Faxina

Há uns dias, começamos uma reforma no quarto. Antes dela, a fase de fazer aquela retirada de tanta coisa que era pra ser provisória e se tornou permanente. A cômoda que não era ali e passou a ser porque era preciso por algum motivo rápido e lá ficou. Os casacos que eram para guardar até o próximo frio, mas o frio insiste em voltar, assim os casacos passaram a ficar em um lugar que não era ideal, mas era necessário. O lavar e guardar foi substituído pelo lavar e usar, porque o frio insiste em me perseguir sempre. 

Ao desocupar o quarto, ficou o eco, os estragos nas paredes que não víamos e deu um aperto ao entender que os algarismos e letras, na parede, com as idades e altura da nossa criança também iam sair para que uma nova cor chegasse.
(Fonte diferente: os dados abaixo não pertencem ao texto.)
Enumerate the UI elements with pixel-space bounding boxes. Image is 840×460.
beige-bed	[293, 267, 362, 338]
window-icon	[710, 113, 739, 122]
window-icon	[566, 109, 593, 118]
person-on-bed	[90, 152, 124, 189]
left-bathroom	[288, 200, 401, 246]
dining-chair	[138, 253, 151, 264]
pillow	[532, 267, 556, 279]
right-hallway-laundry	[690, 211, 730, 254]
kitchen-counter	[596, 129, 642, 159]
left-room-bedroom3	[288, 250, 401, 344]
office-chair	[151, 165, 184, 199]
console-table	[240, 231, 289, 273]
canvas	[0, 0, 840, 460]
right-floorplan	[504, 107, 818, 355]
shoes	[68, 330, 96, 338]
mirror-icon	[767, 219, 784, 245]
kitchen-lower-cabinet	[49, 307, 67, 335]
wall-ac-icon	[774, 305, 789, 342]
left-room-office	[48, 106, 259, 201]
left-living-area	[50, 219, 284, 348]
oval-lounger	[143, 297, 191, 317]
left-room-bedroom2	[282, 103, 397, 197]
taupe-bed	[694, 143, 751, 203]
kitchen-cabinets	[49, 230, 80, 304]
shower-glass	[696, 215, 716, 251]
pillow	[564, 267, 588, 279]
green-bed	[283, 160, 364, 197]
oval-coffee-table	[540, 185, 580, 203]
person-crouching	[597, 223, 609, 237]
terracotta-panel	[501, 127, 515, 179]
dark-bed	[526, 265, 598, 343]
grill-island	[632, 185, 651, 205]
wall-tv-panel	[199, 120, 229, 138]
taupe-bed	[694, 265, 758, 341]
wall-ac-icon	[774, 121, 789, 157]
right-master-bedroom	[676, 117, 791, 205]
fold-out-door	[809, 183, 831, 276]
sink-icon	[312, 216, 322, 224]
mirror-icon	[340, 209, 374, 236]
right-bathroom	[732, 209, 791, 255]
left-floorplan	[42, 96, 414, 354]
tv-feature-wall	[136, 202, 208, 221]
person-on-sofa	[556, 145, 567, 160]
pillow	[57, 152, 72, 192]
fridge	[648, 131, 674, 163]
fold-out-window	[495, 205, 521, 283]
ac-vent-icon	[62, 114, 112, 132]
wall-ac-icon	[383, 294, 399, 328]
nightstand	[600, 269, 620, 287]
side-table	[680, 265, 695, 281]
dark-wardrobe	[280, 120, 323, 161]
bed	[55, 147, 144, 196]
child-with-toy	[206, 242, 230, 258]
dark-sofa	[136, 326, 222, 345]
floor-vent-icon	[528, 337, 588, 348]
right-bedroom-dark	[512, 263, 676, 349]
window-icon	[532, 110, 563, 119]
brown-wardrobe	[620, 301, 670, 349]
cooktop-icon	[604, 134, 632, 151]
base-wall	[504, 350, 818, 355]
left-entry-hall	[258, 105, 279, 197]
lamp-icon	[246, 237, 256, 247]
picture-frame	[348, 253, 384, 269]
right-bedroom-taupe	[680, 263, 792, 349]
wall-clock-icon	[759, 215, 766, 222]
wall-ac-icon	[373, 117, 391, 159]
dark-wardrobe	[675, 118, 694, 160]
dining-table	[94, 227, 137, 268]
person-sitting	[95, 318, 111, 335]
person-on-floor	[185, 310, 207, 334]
As anotações da parede foram para outro lugar, não poderia apagar sem fazer outro registro para aquelas marcas tão lindas. 

Ao levar as roupas para um novo espaço provisório vinham, na memória, feitos que elas lembravam: quem me presenteou, onde comprei, ocasião que me marcou positiva ou negativamente e fases pelas quais passamos. 

Entre uma roupa e outra, uma bolsa, mala ou lenço, aparecem sinais de que a rinite está para interromper todo o processo. 

Aquela faxina que parece de móveis e coisas, também atravessa meu ser. Vou lembrando, pensando, entendendo o tempo ou desfazendo entendimentos equivocados, retomando expectativas frustradas, sentindo saudade de momentos e pessoas, rindo de papéis guardados, aliviada pelas coisas que já não servem mais, às quais estou livre para nem lembrar. E a faxina física vai se misturando com a emocional, é um processo estranho, as memórias vão e voltam. Há coisas bonitas aparentemente e que me caem bem, mas não quero mais, e me sinto bem por deixá-las, já não sou a mesma de antes. E no fundo penso: eu nem gosto disso, por que usei? Talvez porque muitas vezes usamos algo que é esperado pelos outros e não ousamos perguntar: gosto disso?

E a faxina virou uma metáfora, um paradoxo e eu cansei física e emocionalmente por dias, fiquei presa a ela sem entender exatamente o que sentia.

Eis que o quarto foi tomando outra cor, outra textura no chão, outro cheiro, os armários estão mais suaves, mais leves e limpos. Ainda tenho muita coisa que arrumar, mas o mais difícil passou.

Faxinas são boas quando prontas, mas demandam muito tempo e dedicação durante o processo. As faxinas interiores também demandam tempo, são experiências dolorosas muitas vezes; mas após concluídas deixam a gente mais leve. E então me vem uma dúvida: faxinas da alma são concluídas? Não acredito, porque mal acabamos de fazê-las, logo já há uma poeirinha pronta para desencadear uma crise alérgica dentro de nós. Enfim, não se pode desistir de fazer a manutenção e limpeza a cada dia, no nosso tempo (que é escasso com tantas demandas), e selecionar o que ainda é válido guardar e usar. 

Fazer algumas faxinas são feitos que marcam novas fases, que bom!

Gisele de Souza Gonçalves, mãe,  professora da educação básica, doutora pela Universidade Estadual do Oeste do Paraná (UNIOESTE).